# Need Fishermen



## RBKBillings

I've posted this once before and it turned out well. I have a 35' Bertram with twin diesels and am looking for fishermen who would be willing to share the cost of fuel on a day trip. Call me at (901) 494-1075 if your interested. Richard


----------



## Flounderpounder

More details would be nice, especially where you depart from?


----------



## captfredscharters

Dis you get your electronics fixed?


----------



## Tail Chaser

I copied this from his profile page hope it is ok it was from June of this year:

I have posted requests for one or two fisherman to share expenses in the recent past. I replied to several responses and have yet to find anyone who CAN/WILL ACTUALLY go fishing. I'm retired and can go anytime. In fact I,m going this Thursday. I go out through the Pensacola Pass and like to go out around 10 miles max. I go for 4 to six hours depending on the fishing. Diesel split two ways is around $50.00. I have a 35' fishing boat, comfortable and in excellent condition with twin diesels. Want to share fuel, bait, etc. Serious respondents only. Richard (901) 494-1075


----------



## RBKBillings

I replaced it with a brand new Furuno depth/fishfinder. I am probably going out tomorrow (Thursday) morning. I have two other who want to go but they are coming from Mobile. Do you know a couple of local fishermen that might be able to go?


----------



## CurDog

Dang, that's cheaper than a charter boat. Some people don't understand the costs associated with a boat especially a 35'er. 
I know twins like fuel, 2 months ago we ran a 43'er w/twin diesels from PC to P'cola, refueled at MarineMax, fuel cost was $1,400. Not positive if we left out on topped out full tanks, but they were near full on our departure. So at only $50/person, that's Cheap. 
With a 35' Bertram, I'd be looking for a crew for a future overnite weekend trip (Fri-Sun). But not this weekend because of the impending hurricane. g/l on the crew, if I didn't have a boat I'd be jumping all over this trip. :thumbsup:


----------



## RBKBillings

I don't know where you got $50 per person. It's more like $80 to $100 per person to go around 15 miles out from the pass. I only go for day trips. 6 to 8 hours.


----------



## Reelbait

Couldn't agree more. Making it a trolling trip to the Edge for 12-16 hours and easily double that. There's also, bait, ice, tackle, boat prep time, boat and gear cleanup time. 
EJ
38' Betram w/ CAT 3208TAs


----------



## CurDog

RBKBillings said:


> I don't know where you got $50 per person. It's more like $80 to $100 per person to go around 15 miles out from the pass. I only go for day trips. 6 to 8 hours.

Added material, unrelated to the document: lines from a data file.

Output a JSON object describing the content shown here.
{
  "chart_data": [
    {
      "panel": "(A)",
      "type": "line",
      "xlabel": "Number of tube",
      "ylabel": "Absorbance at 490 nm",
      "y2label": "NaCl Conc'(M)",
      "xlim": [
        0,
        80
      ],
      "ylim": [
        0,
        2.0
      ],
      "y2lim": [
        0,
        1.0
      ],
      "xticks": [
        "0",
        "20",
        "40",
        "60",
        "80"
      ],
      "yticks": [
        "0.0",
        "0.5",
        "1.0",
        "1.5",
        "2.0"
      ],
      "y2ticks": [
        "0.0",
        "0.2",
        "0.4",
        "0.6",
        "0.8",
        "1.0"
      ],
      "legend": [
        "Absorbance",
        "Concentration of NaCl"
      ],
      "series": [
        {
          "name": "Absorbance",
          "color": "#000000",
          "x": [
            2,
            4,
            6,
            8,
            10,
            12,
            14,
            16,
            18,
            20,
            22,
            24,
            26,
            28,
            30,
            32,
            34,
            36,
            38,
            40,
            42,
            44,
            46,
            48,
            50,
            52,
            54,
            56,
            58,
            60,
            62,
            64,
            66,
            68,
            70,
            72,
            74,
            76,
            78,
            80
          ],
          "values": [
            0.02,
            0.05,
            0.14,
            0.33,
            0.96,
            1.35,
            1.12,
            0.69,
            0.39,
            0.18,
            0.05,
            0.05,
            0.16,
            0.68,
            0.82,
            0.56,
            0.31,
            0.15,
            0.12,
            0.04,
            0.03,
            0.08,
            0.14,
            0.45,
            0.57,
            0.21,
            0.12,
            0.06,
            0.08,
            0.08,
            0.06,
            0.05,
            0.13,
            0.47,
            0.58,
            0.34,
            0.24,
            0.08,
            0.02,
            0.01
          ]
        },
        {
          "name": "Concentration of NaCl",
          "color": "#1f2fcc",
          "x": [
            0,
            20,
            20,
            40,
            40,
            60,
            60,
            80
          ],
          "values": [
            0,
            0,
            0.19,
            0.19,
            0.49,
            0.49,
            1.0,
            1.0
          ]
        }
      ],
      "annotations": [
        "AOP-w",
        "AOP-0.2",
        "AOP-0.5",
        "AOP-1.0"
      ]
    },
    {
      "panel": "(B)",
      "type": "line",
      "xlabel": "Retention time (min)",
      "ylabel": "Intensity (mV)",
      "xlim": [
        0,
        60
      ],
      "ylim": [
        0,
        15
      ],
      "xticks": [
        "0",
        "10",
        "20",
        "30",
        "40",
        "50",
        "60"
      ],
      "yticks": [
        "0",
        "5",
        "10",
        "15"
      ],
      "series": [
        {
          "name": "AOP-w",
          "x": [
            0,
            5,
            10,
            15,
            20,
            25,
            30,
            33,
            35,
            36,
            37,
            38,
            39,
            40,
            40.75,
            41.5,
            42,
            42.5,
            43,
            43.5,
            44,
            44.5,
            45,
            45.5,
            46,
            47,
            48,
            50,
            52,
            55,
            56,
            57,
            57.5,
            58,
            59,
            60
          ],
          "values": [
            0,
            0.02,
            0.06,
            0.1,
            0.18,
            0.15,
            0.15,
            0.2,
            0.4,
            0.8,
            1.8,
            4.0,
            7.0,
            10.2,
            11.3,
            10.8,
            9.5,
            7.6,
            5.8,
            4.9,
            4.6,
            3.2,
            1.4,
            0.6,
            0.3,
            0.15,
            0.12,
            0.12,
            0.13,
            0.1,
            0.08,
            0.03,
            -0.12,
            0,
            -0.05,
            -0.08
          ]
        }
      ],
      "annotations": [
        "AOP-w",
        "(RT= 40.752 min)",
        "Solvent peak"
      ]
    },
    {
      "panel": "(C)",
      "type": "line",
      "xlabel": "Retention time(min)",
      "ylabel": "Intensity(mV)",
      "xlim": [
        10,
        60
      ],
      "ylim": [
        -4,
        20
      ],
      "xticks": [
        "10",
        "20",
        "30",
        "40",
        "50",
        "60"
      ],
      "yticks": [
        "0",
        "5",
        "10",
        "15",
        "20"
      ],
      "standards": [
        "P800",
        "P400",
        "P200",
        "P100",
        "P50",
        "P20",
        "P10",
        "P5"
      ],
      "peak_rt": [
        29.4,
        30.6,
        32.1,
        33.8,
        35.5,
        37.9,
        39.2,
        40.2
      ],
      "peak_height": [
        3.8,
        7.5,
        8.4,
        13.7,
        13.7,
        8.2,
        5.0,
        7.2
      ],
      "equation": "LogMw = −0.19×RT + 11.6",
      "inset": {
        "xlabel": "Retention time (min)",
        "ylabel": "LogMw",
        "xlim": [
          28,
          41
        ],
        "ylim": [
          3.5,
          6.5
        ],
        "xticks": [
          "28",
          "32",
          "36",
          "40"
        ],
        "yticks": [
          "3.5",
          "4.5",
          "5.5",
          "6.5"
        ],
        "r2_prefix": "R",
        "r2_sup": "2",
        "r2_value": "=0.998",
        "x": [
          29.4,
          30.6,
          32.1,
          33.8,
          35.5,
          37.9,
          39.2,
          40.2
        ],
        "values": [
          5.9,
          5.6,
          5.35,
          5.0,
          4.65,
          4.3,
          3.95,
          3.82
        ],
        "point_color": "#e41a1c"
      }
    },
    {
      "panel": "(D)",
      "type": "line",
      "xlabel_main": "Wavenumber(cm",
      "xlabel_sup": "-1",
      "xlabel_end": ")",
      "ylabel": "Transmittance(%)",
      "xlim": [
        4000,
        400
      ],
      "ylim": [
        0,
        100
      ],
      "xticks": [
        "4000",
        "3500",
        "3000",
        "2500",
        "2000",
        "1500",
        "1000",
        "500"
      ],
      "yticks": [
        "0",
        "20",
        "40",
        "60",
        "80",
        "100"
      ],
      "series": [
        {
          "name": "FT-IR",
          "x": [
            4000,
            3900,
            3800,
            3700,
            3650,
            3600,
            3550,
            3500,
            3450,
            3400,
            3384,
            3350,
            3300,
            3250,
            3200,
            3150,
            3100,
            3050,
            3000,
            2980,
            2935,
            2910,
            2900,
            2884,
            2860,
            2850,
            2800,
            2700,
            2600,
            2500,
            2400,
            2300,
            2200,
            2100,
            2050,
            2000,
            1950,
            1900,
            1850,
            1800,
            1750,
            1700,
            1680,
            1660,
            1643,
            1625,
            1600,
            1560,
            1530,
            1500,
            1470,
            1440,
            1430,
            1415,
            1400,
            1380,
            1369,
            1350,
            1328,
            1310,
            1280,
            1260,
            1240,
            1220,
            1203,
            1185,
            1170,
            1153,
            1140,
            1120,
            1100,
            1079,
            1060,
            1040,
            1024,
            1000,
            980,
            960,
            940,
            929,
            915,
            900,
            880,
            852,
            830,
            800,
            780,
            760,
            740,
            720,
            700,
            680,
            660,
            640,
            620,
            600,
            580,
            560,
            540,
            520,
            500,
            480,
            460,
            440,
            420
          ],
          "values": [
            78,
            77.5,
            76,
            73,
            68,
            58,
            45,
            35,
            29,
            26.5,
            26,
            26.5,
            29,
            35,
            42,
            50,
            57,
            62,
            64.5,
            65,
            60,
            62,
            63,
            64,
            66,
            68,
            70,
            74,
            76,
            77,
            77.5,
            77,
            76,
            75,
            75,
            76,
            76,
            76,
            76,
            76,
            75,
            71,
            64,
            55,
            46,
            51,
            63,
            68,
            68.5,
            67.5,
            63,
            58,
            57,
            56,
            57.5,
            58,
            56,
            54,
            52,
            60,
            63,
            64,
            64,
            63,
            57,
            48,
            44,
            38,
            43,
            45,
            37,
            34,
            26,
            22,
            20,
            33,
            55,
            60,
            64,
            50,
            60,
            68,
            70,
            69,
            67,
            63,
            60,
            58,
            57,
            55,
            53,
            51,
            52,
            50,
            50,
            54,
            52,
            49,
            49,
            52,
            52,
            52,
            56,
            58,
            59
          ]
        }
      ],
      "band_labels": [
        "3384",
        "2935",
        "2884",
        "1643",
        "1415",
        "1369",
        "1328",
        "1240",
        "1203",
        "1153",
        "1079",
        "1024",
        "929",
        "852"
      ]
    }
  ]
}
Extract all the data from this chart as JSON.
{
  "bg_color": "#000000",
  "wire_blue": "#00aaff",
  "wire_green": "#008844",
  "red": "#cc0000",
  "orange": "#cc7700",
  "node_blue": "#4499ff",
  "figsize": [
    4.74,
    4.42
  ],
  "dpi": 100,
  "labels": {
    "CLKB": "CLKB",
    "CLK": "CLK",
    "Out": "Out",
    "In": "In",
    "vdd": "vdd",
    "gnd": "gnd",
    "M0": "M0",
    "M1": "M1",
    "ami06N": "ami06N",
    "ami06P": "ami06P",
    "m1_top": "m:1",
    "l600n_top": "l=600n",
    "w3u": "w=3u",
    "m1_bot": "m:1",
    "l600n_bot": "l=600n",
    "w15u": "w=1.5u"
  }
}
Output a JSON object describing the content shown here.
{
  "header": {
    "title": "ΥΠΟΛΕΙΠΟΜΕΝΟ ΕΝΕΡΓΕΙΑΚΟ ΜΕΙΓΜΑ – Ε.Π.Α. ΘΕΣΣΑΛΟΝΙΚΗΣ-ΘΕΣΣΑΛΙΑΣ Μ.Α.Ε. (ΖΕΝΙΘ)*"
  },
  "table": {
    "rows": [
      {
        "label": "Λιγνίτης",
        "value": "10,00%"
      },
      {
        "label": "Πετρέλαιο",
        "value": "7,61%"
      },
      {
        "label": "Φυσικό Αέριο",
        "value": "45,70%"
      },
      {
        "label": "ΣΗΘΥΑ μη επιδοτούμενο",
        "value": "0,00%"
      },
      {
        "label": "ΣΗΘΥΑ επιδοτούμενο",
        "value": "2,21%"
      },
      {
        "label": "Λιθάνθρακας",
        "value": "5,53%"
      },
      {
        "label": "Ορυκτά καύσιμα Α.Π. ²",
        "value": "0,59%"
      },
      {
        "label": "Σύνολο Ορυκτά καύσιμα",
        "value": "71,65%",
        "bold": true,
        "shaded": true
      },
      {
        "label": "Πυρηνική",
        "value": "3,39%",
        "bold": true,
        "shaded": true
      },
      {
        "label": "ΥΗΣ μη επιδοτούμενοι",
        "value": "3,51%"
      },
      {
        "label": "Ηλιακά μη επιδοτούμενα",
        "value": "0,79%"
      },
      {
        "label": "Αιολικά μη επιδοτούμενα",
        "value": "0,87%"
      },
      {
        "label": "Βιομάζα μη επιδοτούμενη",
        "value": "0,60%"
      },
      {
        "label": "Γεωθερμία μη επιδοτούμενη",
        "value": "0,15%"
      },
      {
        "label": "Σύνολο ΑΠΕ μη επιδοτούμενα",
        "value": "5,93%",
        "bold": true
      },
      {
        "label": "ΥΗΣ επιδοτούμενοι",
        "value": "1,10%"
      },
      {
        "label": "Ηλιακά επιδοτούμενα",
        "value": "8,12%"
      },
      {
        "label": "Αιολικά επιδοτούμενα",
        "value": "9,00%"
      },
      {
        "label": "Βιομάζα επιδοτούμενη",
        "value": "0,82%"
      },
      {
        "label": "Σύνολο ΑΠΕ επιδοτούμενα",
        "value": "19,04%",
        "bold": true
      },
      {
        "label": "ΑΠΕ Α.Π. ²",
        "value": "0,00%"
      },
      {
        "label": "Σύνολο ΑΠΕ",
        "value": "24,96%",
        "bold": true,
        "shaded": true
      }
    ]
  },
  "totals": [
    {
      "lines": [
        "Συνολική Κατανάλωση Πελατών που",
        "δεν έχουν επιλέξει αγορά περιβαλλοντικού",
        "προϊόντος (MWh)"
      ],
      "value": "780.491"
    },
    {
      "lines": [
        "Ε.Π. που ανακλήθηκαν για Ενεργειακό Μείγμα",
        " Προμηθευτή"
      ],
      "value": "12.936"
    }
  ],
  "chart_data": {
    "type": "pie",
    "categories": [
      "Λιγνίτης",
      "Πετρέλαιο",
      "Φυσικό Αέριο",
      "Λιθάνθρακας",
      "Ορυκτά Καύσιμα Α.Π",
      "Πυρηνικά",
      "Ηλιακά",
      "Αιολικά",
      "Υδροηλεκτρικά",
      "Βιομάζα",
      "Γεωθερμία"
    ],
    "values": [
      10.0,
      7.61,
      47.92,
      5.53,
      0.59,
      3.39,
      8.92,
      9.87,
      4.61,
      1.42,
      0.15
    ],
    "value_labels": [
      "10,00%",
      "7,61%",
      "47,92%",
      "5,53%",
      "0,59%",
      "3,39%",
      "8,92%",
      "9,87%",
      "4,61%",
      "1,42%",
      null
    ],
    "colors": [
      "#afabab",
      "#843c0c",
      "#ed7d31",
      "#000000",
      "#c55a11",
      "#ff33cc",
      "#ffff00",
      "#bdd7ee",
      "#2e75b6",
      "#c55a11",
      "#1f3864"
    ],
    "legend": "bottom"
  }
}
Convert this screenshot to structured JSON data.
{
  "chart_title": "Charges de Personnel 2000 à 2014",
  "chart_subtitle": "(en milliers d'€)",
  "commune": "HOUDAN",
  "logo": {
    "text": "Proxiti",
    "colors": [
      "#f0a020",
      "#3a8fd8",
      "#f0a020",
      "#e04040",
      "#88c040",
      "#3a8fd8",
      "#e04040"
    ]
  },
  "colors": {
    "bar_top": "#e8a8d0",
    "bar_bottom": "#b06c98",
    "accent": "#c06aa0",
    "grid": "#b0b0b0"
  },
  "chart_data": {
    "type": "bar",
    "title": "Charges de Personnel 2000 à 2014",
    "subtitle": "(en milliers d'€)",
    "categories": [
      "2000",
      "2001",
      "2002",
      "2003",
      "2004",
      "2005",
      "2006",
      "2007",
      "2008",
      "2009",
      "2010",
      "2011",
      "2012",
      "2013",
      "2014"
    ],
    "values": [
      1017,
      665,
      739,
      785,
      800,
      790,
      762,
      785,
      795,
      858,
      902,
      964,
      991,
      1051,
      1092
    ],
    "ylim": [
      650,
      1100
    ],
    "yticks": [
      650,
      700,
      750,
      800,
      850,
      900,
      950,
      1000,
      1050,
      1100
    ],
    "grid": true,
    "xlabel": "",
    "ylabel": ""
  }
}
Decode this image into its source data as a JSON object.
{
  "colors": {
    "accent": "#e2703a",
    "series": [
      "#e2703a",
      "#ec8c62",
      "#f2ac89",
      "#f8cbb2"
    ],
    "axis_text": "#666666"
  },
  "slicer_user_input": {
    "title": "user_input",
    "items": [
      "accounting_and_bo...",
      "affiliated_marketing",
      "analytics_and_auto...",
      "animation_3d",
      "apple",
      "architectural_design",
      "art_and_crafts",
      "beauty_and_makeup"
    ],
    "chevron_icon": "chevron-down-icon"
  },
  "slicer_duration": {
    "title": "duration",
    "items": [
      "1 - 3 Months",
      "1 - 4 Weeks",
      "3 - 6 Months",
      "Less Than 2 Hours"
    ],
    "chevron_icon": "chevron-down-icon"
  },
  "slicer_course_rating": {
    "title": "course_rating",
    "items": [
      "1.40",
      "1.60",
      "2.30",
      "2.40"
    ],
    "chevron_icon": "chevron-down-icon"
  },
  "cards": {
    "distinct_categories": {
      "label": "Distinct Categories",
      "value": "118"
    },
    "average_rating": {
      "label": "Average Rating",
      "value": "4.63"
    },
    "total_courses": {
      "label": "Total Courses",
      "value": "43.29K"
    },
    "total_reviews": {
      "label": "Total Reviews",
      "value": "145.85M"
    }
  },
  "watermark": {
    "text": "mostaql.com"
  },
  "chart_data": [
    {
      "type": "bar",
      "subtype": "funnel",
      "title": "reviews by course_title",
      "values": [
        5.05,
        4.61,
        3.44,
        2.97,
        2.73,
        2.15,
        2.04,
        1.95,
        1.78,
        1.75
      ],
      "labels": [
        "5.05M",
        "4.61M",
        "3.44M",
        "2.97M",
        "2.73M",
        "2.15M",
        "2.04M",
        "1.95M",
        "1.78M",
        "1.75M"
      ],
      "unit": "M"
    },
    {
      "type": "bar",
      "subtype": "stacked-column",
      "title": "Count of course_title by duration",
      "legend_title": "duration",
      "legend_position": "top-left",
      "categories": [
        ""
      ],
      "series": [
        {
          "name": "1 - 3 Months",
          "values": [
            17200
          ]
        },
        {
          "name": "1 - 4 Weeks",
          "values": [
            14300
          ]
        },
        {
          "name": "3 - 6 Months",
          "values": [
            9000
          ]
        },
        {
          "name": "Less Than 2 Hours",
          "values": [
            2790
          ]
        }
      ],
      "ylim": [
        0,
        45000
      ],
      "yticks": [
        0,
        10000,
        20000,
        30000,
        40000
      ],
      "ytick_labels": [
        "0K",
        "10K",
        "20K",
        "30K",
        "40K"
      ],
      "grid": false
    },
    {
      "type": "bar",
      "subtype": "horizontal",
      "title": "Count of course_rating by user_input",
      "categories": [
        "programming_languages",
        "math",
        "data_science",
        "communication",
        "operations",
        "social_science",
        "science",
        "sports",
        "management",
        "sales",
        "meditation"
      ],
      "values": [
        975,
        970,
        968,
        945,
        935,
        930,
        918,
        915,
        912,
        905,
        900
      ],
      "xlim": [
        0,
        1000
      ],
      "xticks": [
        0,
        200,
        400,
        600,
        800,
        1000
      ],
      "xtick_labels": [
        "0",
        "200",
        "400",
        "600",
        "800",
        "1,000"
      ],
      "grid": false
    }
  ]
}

It always helps a bit IF you read All the posts. Read Post #4, plain as day, around $50. :yes:


----------



## GLW

Lots of people want a free ride in life. A few years back I owned a condo at Copper Mountain in Colorado. It was on the 10th hole, and backed up to the ski mountain. Many coworkers and neighbors wanted to use it for free; guess they were forgetting about insurance, maintenance, and HOA fees. :thumbdown:


----------



## captfredscharters

*Great trip with Richard*

Had a great trip on Richards' Bertram last Thursday. We found the Mingos a couple of miles southeast the Russian Freighter, shared cost $40/person


----------



## Wolfithius

I will call you to see about fishing next week. I am retired too, living in Niceville. If it works out, I'd be interested in Friday, Sept. 13. Son is in college at UWF and does not have any classes on Friday.


----------